We want the opportunity to prove ourselves.
Employers are having a difficult time recruiting and retaining millennials, and millennials are struggling to find the type of employer they want to work for. How many times do you hear the cliché, “You don’t quit a job, you quit a boss?” Thanks to the negative stereotypes (read: entitled, spoiled, helpless), some workplaces assume we need supervision when performing delegated tasks. There’s nothing worse than feeling the constant pressure of someone looking over your shoulder as you work.
Listen, we understand deadlines. We recognize what is expected in our given roles (as long as these expectations are made clear from the get-go). We are responsible workers. Micromanaging is only going to ignite feelings of condescension and doubt. Give us the chance to prove ourselves, and we may pleasantly surprise you. After all, in order for creativity and productivity to flourish, you have to let go of some control.
We want room to grow.
Lately it seems job security is a rare find for millennials. We’ve become familiar with working contract to contract. But we appreciate some career trajectory. If an employer really wants to catch our attention, they should show us how we fit into their five-year company plan. The entry-level role is a lot more appealing when we can see the leadership position it can lead to.
That said, many millennials are not interested in climbing the corporate ladder. While we like to have objectives to work towards, we need some short-term perks as well.
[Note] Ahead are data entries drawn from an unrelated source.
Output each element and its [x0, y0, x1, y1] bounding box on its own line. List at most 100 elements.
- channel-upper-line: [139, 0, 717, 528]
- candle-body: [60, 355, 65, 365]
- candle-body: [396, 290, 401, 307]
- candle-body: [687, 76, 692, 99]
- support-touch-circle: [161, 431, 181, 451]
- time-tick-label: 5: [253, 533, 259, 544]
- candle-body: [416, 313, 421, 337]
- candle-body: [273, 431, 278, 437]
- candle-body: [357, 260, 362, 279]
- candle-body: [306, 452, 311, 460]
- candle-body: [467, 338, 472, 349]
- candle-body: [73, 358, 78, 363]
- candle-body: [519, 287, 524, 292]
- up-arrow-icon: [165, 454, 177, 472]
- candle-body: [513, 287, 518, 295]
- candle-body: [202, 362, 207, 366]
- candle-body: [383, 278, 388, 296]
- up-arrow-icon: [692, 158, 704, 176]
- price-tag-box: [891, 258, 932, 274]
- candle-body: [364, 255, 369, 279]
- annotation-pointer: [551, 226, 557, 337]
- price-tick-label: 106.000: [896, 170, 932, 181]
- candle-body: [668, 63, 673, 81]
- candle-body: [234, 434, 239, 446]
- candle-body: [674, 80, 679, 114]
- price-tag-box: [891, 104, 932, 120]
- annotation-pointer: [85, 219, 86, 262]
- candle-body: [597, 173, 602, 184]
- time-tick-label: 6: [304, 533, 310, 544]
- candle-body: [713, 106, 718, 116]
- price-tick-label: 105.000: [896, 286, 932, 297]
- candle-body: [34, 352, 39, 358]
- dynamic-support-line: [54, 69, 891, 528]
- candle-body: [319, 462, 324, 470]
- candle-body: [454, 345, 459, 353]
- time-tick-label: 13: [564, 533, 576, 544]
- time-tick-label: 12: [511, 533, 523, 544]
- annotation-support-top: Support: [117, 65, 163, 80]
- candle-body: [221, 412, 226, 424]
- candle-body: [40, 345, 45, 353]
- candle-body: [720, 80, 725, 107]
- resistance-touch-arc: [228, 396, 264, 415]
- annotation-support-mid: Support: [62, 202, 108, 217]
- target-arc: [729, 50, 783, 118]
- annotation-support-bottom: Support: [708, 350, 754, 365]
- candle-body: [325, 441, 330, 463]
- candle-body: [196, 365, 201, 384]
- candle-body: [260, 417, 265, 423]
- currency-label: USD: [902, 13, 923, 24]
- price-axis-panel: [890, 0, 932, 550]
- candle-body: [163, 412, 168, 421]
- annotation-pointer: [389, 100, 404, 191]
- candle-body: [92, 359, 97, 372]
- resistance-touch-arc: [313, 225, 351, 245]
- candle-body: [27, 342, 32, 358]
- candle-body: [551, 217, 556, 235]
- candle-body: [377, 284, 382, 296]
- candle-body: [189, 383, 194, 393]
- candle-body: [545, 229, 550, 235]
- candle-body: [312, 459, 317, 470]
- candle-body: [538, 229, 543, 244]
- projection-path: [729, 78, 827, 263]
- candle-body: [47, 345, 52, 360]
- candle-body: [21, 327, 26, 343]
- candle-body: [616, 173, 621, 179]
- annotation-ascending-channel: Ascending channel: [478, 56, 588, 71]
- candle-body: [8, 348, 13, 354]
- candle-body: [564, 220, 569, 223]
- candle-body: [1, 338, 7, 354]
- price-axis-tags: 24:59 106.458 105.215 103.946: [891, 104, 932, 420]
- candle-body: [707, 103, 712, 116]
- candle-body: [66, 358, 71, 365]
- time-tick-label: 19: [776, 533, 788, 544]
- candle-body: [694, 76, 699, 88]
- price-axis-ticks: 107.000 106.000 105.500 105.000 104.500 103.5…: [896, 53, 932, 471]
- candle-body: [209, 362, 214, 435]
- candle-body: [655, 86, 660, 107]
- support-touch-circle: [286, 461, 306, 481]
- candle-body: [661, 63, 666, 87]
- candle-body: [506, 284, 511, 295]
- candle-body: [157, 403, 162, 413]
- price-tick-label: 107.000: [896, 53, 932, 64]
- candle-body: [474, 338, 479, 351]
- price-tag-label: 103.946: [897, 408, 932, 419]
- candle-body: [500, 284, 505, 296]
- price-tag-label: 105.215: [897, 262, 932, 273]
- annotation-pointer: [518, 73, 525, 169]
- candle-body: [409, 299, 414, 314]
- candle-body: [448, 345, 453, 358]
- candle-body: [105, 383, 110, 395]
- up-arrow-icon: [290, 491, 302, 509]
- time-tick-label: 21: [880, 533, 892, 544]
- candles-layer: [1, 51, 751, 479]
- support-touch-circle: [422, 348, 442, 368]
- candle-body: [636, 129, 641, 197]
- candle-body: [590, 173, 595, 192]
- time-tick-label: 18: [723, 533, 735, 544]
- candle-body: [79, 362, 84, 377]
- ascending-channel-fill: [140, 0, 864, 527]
We want opportunities to learn and develop new skill sets. We want to feel challenged in the work we do. Offering the chance to take courses and attend conferences helps us build knowledge and experience as we work towards our career goals.
There’s no question millennials have big plans for their working and personal lives. They want to accomplish their hopes and dreams, and they remain persistently optimistic about doing so. As the workplace continues to evolve to accommodate new technology and ways of staying competitive in the marketplace, employers must also remain open to new methods of working. No business will reach it’s full potential without taking some risk. We’re just asking for a little trust on this one.